The Hysterofilo, A Prince Charming, Not So Prince, Not So Blue

The hysterile, a prince charming, not so prince, not so blue

The hysterophile portrays that person, generally a man, who is deeply attracted to hysterical women. Among many other traits, these women have two that seduce these men. The first is her attractiveness, her seductive appearance. The second is an insecure and vulnerable personality. Under these external features there is a whole psychological structure.

The main characteristic of the hysteróphile is his chivalric treatment and his considerate attitude towards the hysterics who “seduce him”. It is elegant and embodies a very defined masculine posture. It is real that he is deeply impressed by passive and weak women.

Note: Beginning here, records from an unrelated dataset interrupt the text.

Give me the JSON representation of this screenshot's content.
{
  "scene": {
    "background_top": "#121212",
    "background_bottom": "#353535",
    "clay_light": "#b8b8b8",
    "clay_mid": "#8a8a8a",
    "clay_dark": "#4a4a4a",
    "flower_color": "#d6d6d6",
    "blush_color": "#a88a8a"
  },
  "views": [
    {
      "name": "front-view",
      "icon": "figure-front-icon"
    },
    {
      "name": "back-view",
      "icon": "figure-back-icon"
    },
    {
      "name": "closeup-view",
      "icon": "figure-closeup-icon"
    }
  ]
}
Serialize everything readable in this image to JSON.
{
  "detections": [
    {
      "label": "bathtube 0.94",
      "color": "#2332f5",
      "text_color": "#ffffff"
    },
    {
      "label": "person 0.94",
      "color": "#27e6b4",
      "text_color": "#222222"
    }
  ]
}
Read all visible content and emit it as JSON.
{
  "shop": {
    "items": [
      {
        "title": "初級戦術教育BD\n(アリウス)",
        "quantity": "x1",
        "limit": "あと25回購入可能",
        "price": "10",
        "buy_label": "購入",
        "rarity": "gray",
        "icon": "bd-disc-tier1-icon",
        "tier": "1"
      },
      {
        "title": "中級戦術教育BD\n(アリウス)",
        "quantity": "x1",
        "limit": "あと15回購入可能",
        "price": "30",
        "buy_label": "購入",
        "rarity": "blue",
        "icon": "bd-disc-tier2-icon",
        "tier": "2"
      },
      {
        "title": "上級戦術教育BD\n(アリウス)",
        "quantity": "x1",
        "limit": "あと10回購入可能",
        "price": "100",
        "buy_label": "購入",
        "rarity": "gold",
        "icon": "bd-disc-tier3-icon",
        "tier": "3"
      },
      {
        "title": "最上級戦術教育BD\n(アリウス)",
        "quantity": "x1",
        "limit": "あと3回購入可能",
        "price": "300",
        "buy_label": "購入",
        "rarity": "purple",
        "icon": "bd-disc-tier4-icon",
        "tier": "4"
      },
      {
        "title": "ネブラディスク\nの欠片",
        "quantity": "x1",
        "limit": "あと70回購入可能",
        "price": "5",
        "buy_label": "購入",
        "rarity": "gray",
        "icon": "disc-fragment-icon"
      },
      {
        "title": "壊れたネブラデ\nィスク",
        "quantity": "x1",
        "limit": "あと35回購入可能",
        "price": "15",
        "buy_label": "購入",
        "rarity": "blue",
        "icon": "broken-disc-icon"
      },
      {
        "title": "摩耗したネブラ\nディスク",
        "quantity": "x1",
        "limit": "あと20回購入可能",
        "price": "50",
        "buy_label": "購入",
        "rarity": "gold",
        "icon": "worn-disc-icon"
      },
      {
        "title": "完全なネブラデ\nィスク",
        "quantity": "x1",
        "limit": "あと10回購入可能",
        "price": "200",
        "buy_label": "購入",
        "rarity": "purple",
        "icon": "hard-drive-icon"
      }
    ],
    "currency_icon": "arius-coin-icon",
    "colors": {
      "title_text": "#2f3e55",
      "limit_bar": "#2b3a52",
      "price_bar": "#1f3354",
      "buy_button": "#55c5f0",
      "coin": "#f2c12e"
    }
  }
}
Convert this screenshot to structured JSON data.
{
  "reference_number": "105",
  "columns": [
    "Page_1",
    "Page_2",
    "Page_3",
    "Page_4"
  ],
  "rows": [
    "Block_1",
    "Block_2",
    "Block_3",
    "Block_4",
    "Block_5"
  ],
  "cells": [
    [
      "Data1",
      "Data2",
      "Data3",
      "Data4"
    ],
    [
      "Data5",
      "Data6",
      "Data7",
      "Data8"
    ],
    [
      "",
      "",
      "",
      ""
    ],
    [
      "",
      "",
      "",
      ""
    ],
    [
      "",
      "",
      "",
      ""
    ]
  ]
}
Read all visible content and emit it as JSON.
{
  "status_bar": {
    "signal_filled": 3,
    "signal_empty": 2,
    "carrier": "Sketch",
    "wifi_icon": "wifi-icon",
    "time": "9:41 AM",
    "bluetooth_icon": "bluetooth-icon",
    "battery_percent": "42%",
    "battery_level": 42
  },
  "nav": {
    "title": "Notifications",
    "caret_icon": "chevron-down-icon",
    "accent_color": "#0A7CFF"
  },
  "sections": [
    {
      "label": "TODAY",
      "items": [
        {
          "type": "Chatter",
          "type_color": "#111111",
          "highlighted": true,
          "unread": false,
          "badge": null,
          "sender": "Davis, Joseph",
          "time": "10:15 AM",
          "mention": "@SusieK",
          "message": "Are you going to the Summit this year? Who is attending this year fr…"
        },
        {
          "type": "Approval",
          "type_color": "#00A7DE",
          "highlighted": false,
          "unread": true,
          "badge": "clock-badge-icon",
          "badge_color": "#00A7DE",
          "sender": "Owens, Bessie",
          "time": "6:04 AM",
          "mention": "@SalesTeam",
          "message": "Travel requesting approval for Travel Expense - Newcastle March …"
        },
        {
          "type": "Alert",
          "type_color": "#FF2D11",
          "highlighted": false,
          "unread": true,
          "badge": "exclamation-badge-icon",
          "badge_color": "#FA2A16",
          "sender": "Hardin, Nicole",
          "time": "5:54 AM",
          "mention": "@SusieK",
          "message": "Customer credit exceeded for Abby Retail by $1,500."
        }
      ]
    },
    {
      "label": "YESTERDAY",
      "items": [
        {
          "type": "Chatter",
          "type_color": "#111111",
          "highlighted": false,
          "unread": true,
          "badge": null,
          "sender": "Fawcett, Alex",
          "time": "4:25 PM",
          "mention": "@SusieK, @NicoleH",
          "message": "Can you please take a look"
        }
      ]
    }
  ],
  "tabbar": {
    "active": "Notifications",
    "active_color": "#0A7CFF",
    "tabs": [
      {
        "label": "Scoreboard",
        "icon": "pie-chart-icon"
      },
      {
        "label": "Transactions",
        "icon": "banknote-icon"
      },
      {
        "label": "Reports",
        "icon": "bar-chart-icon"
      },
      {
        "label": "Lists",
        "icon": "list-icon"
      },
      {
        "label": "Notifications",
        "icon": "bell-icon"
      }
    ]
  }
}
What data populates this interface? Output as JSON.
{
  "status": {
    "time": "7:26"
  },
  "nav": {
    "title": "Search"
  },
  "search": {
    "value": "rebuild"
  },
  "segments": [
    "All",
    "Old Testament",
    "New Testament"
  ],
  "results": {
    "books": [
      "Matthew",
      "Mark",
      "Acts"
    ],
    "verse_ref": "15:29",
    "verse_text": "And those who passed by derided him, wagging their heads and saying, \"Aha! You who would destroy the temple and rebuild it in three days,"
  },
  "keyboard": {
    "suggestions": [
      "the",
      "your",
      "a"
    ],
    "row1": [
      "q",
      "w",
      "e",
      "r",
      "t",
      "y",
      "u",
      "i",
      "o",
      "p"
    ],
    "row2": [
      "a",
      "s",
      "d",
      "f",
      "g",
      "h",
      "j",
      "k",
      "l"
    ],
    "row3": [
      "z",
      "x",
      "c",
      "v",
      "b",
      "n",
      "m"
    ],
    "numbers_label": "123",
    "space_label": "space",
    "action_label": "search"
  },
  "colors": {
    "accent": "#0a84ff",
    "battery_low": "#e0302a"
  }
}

They are the type of girls who allow you to “enhance your masculinity.”

The hysterophile is generally a seemingly confident and confident man who radiates a certain halo of power. In principle, it does not show weaknesses or cracks. In fact, it is very common for them to flaunt their professional success or love conquests. This is a way of reaffirming your worth and seeking recognition by women.

The beginnings of a couple between a hysteric and a hysteric

The hysterical and hysterical complement each other neurotically. He wants to be a support for his weakness and she wants him to be. She feels like a princess who needs to be rescued. He wants to embody that knight errant who saves her. Well, at least that’s what happens in the beginning. Over time, they will form a changing, unstable, and definitely insane union.

Sooner rather than later, the symptoms of a conflict that is latent in this type of union appear. The hysterophile’s mask falls off relatively quickly. It is not that he intended to deceive, or that he deliberately adopted this imposture. Indeed, he has believed and has tried to be his lady’s knight-errant.

However, the security that it seems to boast breaks with some speed. Self-doubts appear. The insecurities. You no longer want to be the strong part of the relationship. He begins to feel that he is fragile and needs the protection of the hysteric. It is an urgent need, to which you urgently need to respond.

Couple walking

The hysteric’s response

The hysterical wants, yes or yes, a prince charming. She has not seduced a man into showing signs of weakness and giving up his role of protecting and caring for her. Therefore, when the hysterile begins to break, she does not accept it. He loses admiration for that faded prince charming, for that errant knight who now appears to him as someone who cannot bear the weight of his own armor.

The hysteric soon goes from a lack of admiration for the hysterical to outright contempt. The man begins to feel ashamed for not being able to embody the ideal of his woman. It does not seem legitimate to be fragile, while demanding protection. The situation turns tough and, in one way or another, they both feel frustrated and suffer.

couple angry at the hysterophile's attitude

What follows is the most unpresentable. The hysteric is cooking a deaf hatred. You feel cheated. You feel ripped off. He wants to reactivate that face that at first he seemed to see in his partner  and for this he can choose a cruel and sickly path. He begins to ridicule his partner publicly, exposing his weaknesses. It is a way of claiming “justice” for her. The hysterophile, meanwhile, learns to assume the role of the “martyr.”

Fantasies and realities

These types of neurotic relationships never have a good ending. The usual thing is that they end up invaded by abuse, from side to side. The hysterophile’s fantasy is to be the ideal man for a woman. He really wants to be, but he cannot because he is a human being traversed by imperfection, dissatisfaction and need.

For her part, the hysterical woman wants to find the ideal man. The hysterophile, at first, embodies it. However, when she discovers that he is ultimately not a prince charming, conflict ensues. She is not willing to admit that she has made a couple with an imperfect man, that he can also be fragile and that only the fantasies that they built between the two of them are ideal.

Flying birds

The usual thing is that where there were ideals and fantasies, abuse ends up being installed. It is almost always mutual. As mutual is the alternation in the role of victims and perpetrators. Both feel disappointed and both claim that the other is the source of their suffering. Such are neurotic relationships.